Getting the basics right : Savings and Investments are usually misconstrued as synonyms - they are not. Simple terms - Savings is putting away a small portion of your income after ensuring that you have taken into account all your expenses, regularly, so that you have some money left in your hands should you run into rough weather. This is similar to the ants constantly working through the summer months to save up foodstuff well before the monsoon sets in. Investment is also money that has been put away after taking into account your expenses but this money is placed in a manner that it works on its own to grow. In other words it can be considered passive growth of wealth wherein you are not involved day to day in growing it. This also entails that utmost care is required in choosing the right kind of investments which in turn necessitates that a) one must follow a disciplined investment routine b) more importantly, we realize our needs and understand our goals so that we can have a good routine to achieve these ends and last but not the least c) our individual risk apetite meaning how much risk can we financially and psychologically withstand. Once clarity on these three points is achieved then we get to the serious business of planning both savings and investments. Return on savings may be small but it would be steady and comforting. Return on investments could be as high as 25% as in the case of realty or even higher in the case of some business activities, but may not always be steady inflow of return but an Investing discipline can help beat the woes of inflation and what better times to understand this than the present state of the economy.

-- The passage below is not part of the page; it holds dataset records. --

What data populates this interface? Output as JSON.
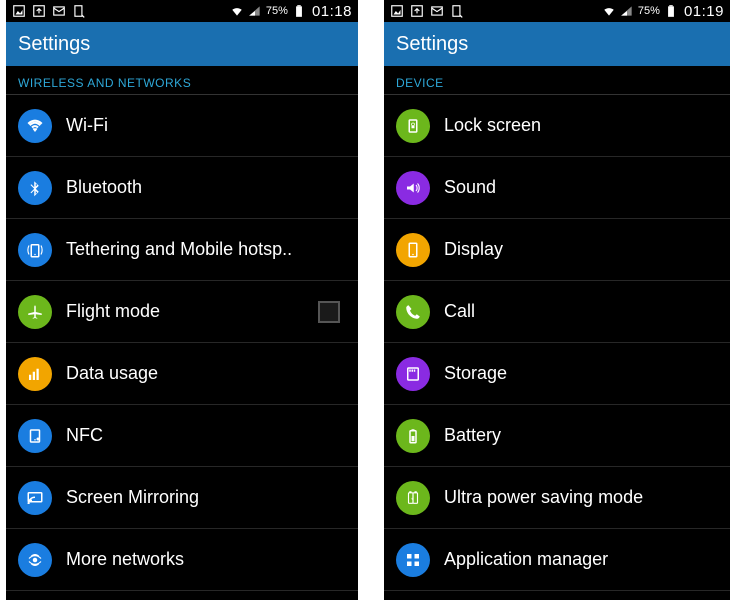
{
  "left": {
    "status": {
      "battery": "75%",
      "time": "01:18"
    },
    "title": "Settings",
    "section": "WIRELESS AND NETWORKS",
    "items": [
      {
        "label": "Wi-Fi",
        "icon": "wifi-icon",
        "bg": "bg-blue"
      },
      {
        "label": "Bluetooth",
        "icon": "bluetooth-icon",
        "bg": "bg-blue"
      },
      {
        "label": "Tethering and Mobile hotsp..",
        "icon": "hotspot-icon",
        "bg": "bg-blue"
      },
      {
        "label": "Flight mode",
        "icon": "airplane-icon",
        "bg": "bg-green",
        "checkbox": true
      },
      {
        "label": "Data usage",
        "icon": "data-usage-icon",
        "bg": "bg-orange"
      },
      {
        "label": "NFC",
        "icon": "nfc-icon",
        "bg": "bg-blue"
      },
      {
        "label": "Screen Mirroring",
        "icon": "mirroring-icon",
        "bg": "bg-blue"
      },
      {
        "label": "More networks",
        "icon": "more-networks-icon",
        "bg": "bg-blue"
      }
    ]
  },
  "right": {
    "status": {
      "battery": "75%",
      "time": "01:19"
    },
    "title": "Settings",
    "section": "DEVICE",
    "items": [
      {
        "label": "Lock screen",
        "icon": "lock-screen-icon",
        "bg": "bg-green"
      },
      {
        "label": "Sound",
        "icon": "sound-icon",
        "bg": "bg-purple"
      },
      {
        "label": "Display",
        "icon": "display-icon",
        "bg": "bg-orange"
      },
      {
        "label": "Call",
        "icon": "call-icon",
        "bg": "bg-green"
      },
      {
        "label": "Storage",
        "icon": "storage-icon",
        "bg": "bg-purple"
      },
      {
        "label": "Battery",
        "icon": "battery-icon",
        "bg": "bg-green"
      },
      {
        "label": "Ultra power saving mode",
        "icon": "power-saving-icon",
        "bg": "bg-green"
      },
      {
        "label": "Application manager",
        "icon": "apps-icon",
        "bg": "bg-blue"
      }
    ]
  }
}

It is my experience both past as well as present that often owing to the clouded understanding on these two aspects of finacial planning that many a times people are either under-insured or inappropriately insured. Also due to a faulty understanding of the basics of investing, many people are invested in stocks either at the wrong time (meaning when they should have switched their investments to fixed assets or simply been in cash) or are taking to the stocks and commodities markets in a hurry to make that elusive fast buck and then realize only too late that they were almost skinned in this misadventure.
There is a lot to go by a systematic investment discipline keeping in view the following :
a) of course, the total income of the household
b) the expenses that must be met
c) the surplus that they can hence put away
d) very important, the financial goals both short term as well as long term that the household needs to be planned for
e) planning for retirement so that people retire from regular jobs and not from the joy of living
f)planning for medical contingencies
In future posts I will continue to dwell upon each of the above points in order to shed more light on the subject.